De acuerdo con France 24, Alvarado vive al oeste de Caracas y cada vez que hay manifestaciones en contra de la dictadura, cruza la ciudad y alza su voz de protesta con una bandera en una mano y con una caja de madera, donde están las cenizas de su hija Francesca, en la otra.
La pequeña tan solo vivió 5 horas y falleció debido a que no había medicinas en el hospital donde nació. Esto ocurrió hace 2 años, pero Gonzalo lo recuerda como si hubiese sido ayer:
“No había anestesiólogo de turno, el partero no tenía bisturí para hacer la cesárea, no había neonatólogo que se trasladara a la capital y la ambulancia no estaba prestando servicio por falta de frenos. Para completar, necesitaba unos guantes que el camillero me estaba vendiendo a un precio que no podía pagar en ese momento”, dijo al medio francés.

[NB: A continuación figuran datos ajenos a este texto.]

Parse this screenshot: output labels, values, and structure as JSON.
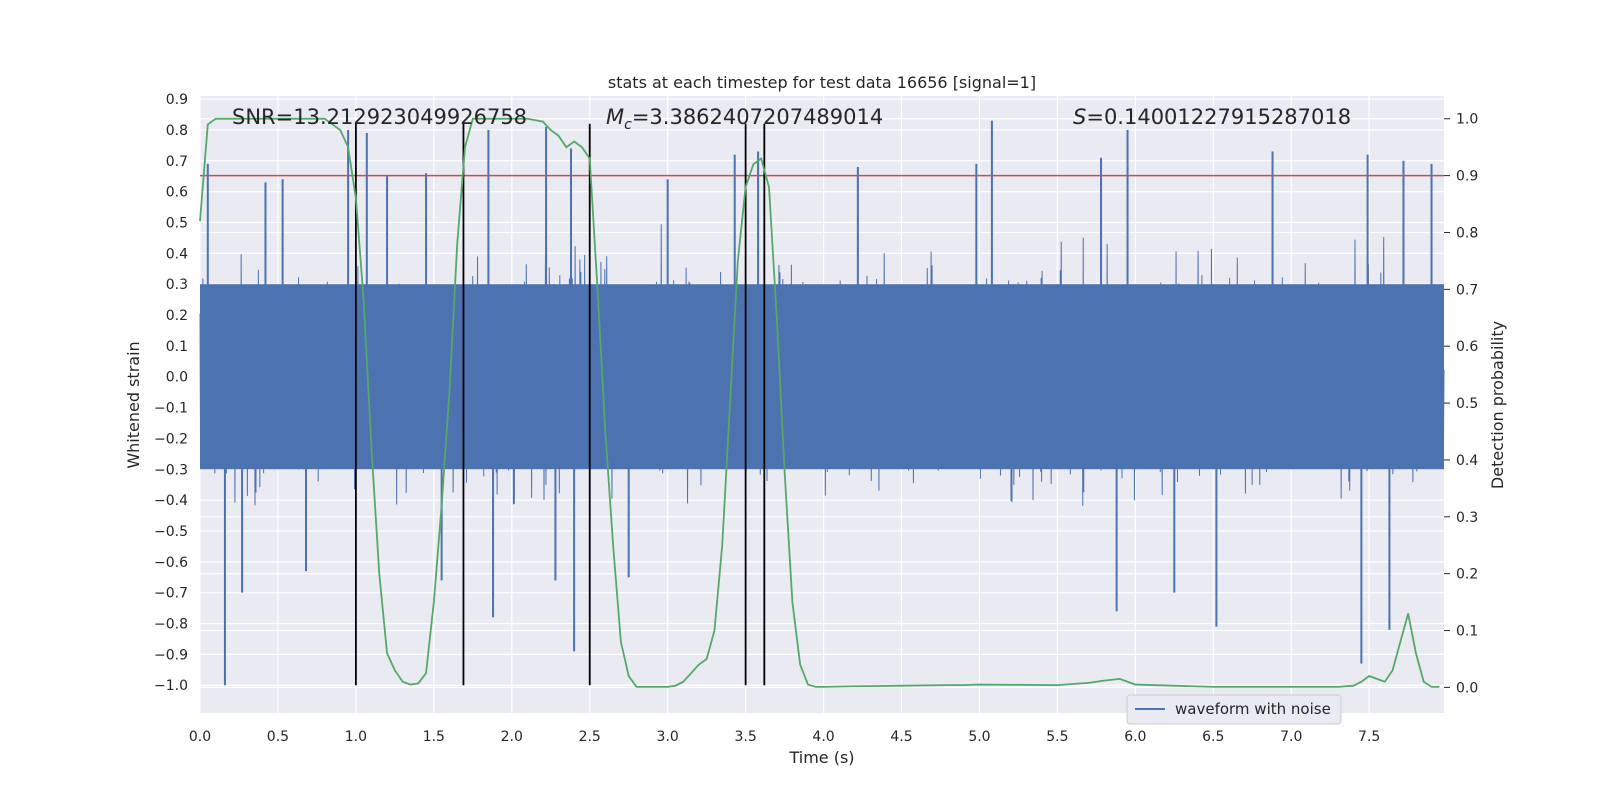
{
  "chart_data": {
    "type": "line",
    "title": "stats at each timestep for test data 16656 [signal=1]",
    "xlabel": "Time (s)",
    "ylabel": "Whitened strain",
    "ylabel_right": "Detection probability",
    "xlim": [
      0.0,
      7.98
    ],
    "ylim": [
      -1.09,
      0.91
    ],
    "ylim_right": [
      -0.045,
      1.04
    ],
    "x_ticks": [
      0.0,
      0.5,
      1.0,
      1.5,
      2.0,
      2.5,
      3.0,
      3.5,
      4.0,
      4.5,
      5.0,
      5.5,
      6.0,
      6.5,
      7.0,
      7.5
    ],
    "x_tick_labels": [
      "0.0",
      "0.5",
      "1.0",
      "1.5",
      "2.0",
      "2.5",
      "3.0",
      "3.5",
      "4.0",
      "4.5",
      "5.0",
      "5.5",
      "6.0",
      "6.5",
      "7.0",
      "7.5"
    ],
    "y_ticks": [
      0.9,
      0.8,
      0.7,
      0.6,
      0.5,
      0.4,
      0.3,
      0.2,
      0.1,
      0.0,
      -0.1,
      -0.2,
      -0.3,
      -0.4,
      -0.5,
      -0.6,
      -0.7,
      -0.8,
      -0.9,
      -1.0
    ],
    "y_tick_labels": [
      "0.9",
      "0.8",
      "0.7",
      "0.6",
      "0.5",
      "0.4",
      "0.3",
      "0.2",
      "0.1",
      "0.0",
      "−0.1",
      "−0.2",
      "−0.3",
      "−0.4",
      "−0.5",
      "−0.6",
      "−0.7",
      "−0.8",
      "−0.9",
      "−1.0"
    ],
    "y_right_ticks": [
      1.0,
      0.9,
      0.8,
      0.7,
      0.6,
      0.5,
      0.4,
      0.3,
      0.2,
      0.1,
      0.0
    ],
    "y_right_tick_labels": [
      "1.0",
      "0.9",
      "0.8",
      "0.7",
      "0.6",
      "0.5",
      "0.4",
      "0.3",
      "0.2",
      "0.1",
      "0.0"
    ],
    "legend": {
      "entries": [
        "waveform with noise"
      ],
      "placement": "bottom-right"
    },
    "annotations": {
      "snr": "SNR=13.212923049926758",
      "mc_symbol": "M",
      "mc_subscript": "c",
      "mc_value": "=3.3862407207489014",
      "s_symbol": "S",
      "s_value": "=0.14001227915287018"
    },
    "threshold": {
      "value": 0.9,
      "axis": "right",
      "color": "#c44e52"
    },
    "vertical_lines": [
      1.0,
      1.69,
      2.5,
      3.5,
      3.62
    ],
    "vertical_line_range": [
      -1.0,
      0.82
    ],
    "waveform": {
      "name": "waveform with noise",
      "color": "#4c72b0",
      "core_band": [
        -0.3,
        0.3
      ],
      "typical_envelope": [
        -0.42,
        0.5
      ],
      "spikes": [
        {
          "t": 0.05,
          "y": 0.69
        },
        {
          "t": 0.16,
          "y": -1.0
        },
        {
          "t": 0.27,
          "y": -0.7
        },
        {
          "t": 0.42,
          "y": 0.63
        },
        {
          "t": 0.53,
          "y": 0.64
        },
        {
          "t": 0.68,
          "y": -0.63
        },
        {
          "t": 0.95,
          "y": 0.8
        },
        {
          "t": 1.07,
          "y": 0.79
        },
        {
          "t": 1.2,
          "y": 0.65
        },
        {
          "t": 1.45,
          "y": 0.66
        },
        {
          "t": 1.55,
          "y": -0.66
        },
        {
          "t": 1.85,
          "y": 0.8
        },
        {
          "t": 1.88,
          "y": -0.78
        },
        {
          "t": 2.22,
          "y": 0.81
        },
        {
          "t": 2.28,
          "y": -0.66
        },
        {
          "t": 2.4,
          "y": -0.89
        },
        {
          "t": 2.38,
          "y": 0.74
        },
        {
          "t": 2.75,
          "y": -0.65
        },
        {
          "t": 3.0,
          "y": 0.64
        },
        {
          "t": 3.43,
          "y": 0.72
        },
        {
          "t": 3.58,
          "y": 0.73
        },
        {
          "t": 4.22,
          "y": 0.68
        },
        {
          "t": 4.98,
          "y": 0.69
        },
        {
          "t": 5.08,
          "y": 0.83
        },
        {
          "t": 5.78,
          "y": 0.71
        },
        {
          "t": 5.88,
          "y": -0.76
        },
        {
          "t": 5.95,
          "y": 0.8
        },
        {
          "t": 6.25,
          "y": -0.7
        },
        {
          "t": 6.52,
          "y": -0.81
        },
        {
          "t": 6.88,
          "y": 0.73
        },
        {
          "t": 7.45,
          "y": -0.93
        },
        {
          "t": 7.49,
          "y": 0.72
        },
        {
          "t": 7.63,
          "y": -0.82
        },
        {
          "t": 7.72,
          "y": 0.7
        },
        {
          "t": 7.9,
          "y": 0.69
        }
      ]
    },
    "detection_probability": {
      "name": "detection probability",
      "color": "#55a868",
      "x": [
        0.0,
        0.05,
        0.1,
        0.15,
        0.2,
        0.3,
        0.4,
        0.5,
        0.6,
        0.7,
        0.8,
        0.85,
        0.9,
        0.95,
        1.0,
        1.05,
        1.1,
        1.15,
        1.2,
        1.25,
        1.3,
        1.35,
        1.4,
        1.45,
        1.5,
        1.55,
        1.6,
        1.65,
        1.7,
        1.75,
        1.8,
        1.9,
        2.0,
        2.1,
        2.2,
        2.25,
        2.3,
        2.35,
        2.4,
        2.45,
        2.5,
        2.55,
        2.6,
        2.65,
        2.7,
        2.75,
        2.8,
        2.9,
        3.0,
        3.05,
        3.1,
        3.15,
        3.2,
        3.25,
        3.3,
        3.35,
        3.4,
        3.45,
        3.5,
        3.55,
        3.6,
        3.65,
        3.7,
        3.75,
        3.8,
        3.85,
        3.9,
        3.95,
        4.0,
        4.2,
        4.5,
        4.8,
        4.9,
        5.0,
        5.5,
        5.7,
        5.8,
        5.9,
        5.95,
        6.0,
        6.5,
        7.0,
        7.3,
        7.4,
        7.45,
        7.5,
        7.55,
        7.6,
        7.65,
        7.7,
        7.75,
        7.8,
        7.85,
        7.9,
        7.95
      ],
      "y": [
        0.82,
        0.99,
        1.0,
        1.0,
        1.0,
        1.0,
        1.0,
        1.0,
        1.0,
        1.0,
        1.0,
        0.99,
        0.98,
        0.95,
        0.86,
        0.68,
        0.42,
        0.2,
        0.06,
        0.03,
        0.01,
        0.005,
        0.007,
        0.025,
        0.15,
        0.32,
        0.52,
        0.78,
        0.95,
        1.0,
        1.0,
        1.0,
        1.0,
        1.0,
        0.995,
        0.98,
        0.97,
        0.95,
        0.96,
        0.95,
        0.93,
        0.7,
        0.45,
        0.25,
        0.08,
        0.02,
        0.001,
        0.001,
        0.001,
        0.003,
        0.01,
        0.025,
        0.04,
        0.05,
        0.1,
        0.25,
        0.5,
        0.75,
        0.88,
        0.92,
        0.93,
        0.88,
        0.65,
        0.38,
        0.15,
        0.04,
        0.005,
        0.001,
        0.001,
        0.002,
        0.003,
        0.004,
        0.004,
        0.005,
        0.004,
        0.008,
        0.012,
        0.015,
        0.01,
        0.005,
        0.001,
        0.001,
        0.001,
        0.003,
        0.01,
        0.02,
        0.015,
        0.01,
        0.03,
        0.08,
        0.13,
        0.06,
        0.01,
        0.001,
        0.001
      ]
    }
  }
}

Su principal objetivo cada vez que sale a marchar es que se logre entrar la ayuda humanitaria que el régimen de Maduro evitó que ingresara por Colombia y Brasil, el pasado 23 de febrero.
Aunque Nicolás Maduro aprobó la semana pasada la recepción de ayuda a través de la Cruz Roja, para Gonzalo Alvarado no es suficiente, pues según dicen se esperan recibir medicinas, pero no insumos médicos.
“Se habría evitado la muerte de mi hija y de muchos bebés y personas de la tercera edad. Se evitaría mucho. De hecho para eso fue creado el sistema de salud, para evitar muertes y aquí no se evita. Aquí simplemente se propaga la muerte, y no hay quien la frene”, añadió el afligido hombre.